Unpleasant, but you might argue still well within bounds. Here, I think, is where events definitively crossed a line:
Local activist groups Abolish ICE Philly and Antifa Philly have not responded to Billy Penn’srequest for comment, but both organizations also posted photos of the Monday morning meleeon their respective Twitter accounts, depicting a liquid being thrown on Kirk (presumedly water flung by a protester)
I can hear objections already: “It’s just water!” No. Having an unknown fluid flung at you counts as assault in my books — it’s a violation of the person. Yes, it’s relatively minor as far as these things go. That’s why now is the time to draw lines: Before things get worse.
Which, ahem, is where I was trying to draw the line with Waters’ comments.
I’m not an “ends justify the means” person.

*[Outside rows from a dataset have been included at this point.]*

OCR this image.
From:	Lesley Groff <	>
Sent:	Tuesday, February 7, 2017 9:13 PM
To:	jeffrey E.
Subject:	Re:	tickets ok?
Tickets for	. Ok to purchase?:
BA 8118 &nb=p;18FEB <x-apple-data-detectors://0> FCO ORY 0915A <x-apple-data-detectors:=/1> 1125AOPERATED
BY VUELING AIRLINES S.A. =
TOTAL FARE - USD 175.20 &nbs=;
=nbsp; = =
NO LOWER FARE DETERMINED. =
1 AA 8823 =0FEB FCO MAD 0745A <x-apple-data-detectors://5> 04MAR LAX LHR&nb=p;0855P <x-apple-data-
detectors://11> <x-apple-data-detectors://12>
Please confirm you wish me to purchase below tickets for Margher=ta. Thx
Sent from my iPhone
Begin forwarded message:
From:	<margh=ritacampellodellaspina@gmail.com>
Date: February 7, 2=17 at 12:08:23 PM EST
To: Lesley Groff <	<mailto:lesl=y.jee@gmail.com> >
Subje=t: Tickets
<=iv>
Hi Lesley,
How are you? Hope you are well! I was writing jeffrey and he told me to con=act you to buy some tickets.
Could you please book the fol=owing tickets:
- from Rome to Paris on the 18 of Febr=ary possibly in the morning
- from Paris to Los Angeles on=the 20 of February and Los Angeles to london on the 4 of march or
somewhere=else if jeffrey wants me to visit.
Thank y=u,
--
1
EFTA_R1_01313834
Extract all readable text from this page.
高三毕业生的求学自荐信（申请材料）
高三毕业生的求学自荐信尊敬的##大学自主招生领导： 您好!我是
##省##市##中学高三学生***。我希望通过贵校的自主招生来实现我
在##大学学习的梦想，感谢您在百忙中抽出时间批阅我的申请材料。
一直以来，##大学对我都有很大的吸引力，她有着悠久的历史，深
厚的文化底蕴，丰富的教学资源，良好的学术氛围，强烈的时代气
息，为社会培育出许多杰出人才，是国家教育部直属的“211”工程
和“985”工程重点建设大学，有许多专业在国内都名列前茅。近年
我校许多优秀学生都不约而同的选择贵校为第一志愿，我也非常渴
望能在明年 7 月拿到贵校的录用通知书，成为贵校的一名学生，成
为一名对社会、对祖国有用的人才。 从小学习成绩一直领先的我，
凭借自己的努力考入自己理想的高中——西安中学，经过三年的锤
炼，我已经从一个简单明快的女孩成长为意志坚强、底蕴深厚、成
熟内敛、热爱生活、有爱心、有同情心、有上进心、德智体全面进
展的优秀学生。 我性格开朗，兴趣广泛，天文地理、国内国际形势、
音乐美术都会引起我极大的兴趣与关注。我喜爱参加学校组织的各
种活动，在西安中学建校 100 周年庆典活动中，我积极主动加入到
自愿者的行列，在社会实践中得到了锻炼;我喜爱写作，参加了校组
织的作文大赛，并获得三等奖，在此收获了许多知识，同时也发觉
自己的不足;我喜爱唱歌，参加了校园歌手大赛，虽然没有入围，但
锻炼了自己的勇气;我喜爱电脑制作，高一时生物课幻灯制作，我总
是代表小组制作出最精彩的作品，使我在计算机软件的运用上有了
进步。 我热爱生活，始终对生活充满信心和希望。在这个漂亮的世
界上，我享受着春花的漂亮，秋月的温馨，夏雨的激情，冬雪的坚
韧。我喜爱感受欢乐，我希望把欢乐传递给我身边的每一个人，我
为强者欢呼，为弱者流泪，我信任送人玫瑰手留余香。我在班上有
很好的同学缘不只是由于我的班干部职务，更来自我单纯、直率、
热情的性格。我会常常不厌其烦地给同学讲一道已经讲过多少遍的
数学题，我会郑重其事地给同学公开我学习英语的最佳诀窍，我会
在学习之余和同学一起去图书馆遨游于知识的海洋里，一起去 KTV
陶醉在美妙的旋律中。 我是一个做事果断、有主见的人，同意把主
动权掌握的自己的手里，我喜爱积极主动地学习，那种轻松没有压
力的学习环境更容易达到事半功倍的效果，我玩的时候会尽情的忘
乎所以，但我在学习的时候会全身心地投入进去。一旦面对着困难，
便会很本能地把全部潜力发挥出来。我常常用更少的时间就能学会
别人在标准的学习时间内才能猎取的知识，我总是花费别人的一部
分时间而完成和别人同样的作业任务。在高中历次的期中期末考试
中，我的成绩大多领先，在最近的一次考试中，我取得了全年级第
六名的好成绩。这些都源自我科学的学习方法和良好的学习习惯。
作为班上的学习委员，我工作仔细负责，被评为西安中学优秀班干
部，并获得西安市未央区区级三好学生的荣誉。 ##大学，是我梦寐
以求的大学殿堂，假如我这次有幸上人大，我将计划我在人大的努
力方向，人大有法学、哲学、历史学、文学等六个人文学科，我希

Mennonites are not “ends justify the means people.” If they were, so many people we know would be living in Russia or Germany. Or they would’ve gone off to fight in World War II. They didn’t. So that informs my perspective.
But what was accomplished today anyway. The protesters feel good about themselves. The protested feel good about themselves, too — they were made martyrs for the cause today. Was anybody persuaded of anything? Was anything like justice done?
No? Then the whole event was what old-timers call a “circle jerk.”
If you think I’m overreacting, think about how — if you saw it — you reacted when you saw this video tweet from CNN’s Jim Acosta last week.
Did you think:
Those people are angry! Probably righteously so! I want to join their crusade and critique of US media!
Or did you think:
Me? I came down on the latter side. I’m guessing most of the people reading this did too. As I do with whomever threw water at Charlie Kirk this morning.
We have to live with the standards we apply to other people, or we’re just opportunists and hypocrites. That’s no less true no matter how convinced we are that we’re the good guys.
For now, at least, we still live in a country where you have to persuade people to go along with your ideas for them to have a chance to succeed. Mostly, we’re abandoning such quaint notions of democracy. We shouldn’t. Before we give ourselves license to keep going just a little bit further in the name of justice, we should pause and ask ourselves: Is this the right thing to do? And what supporters will I win to the cause. If the answers are “no” and “none,” it’s a bad idea.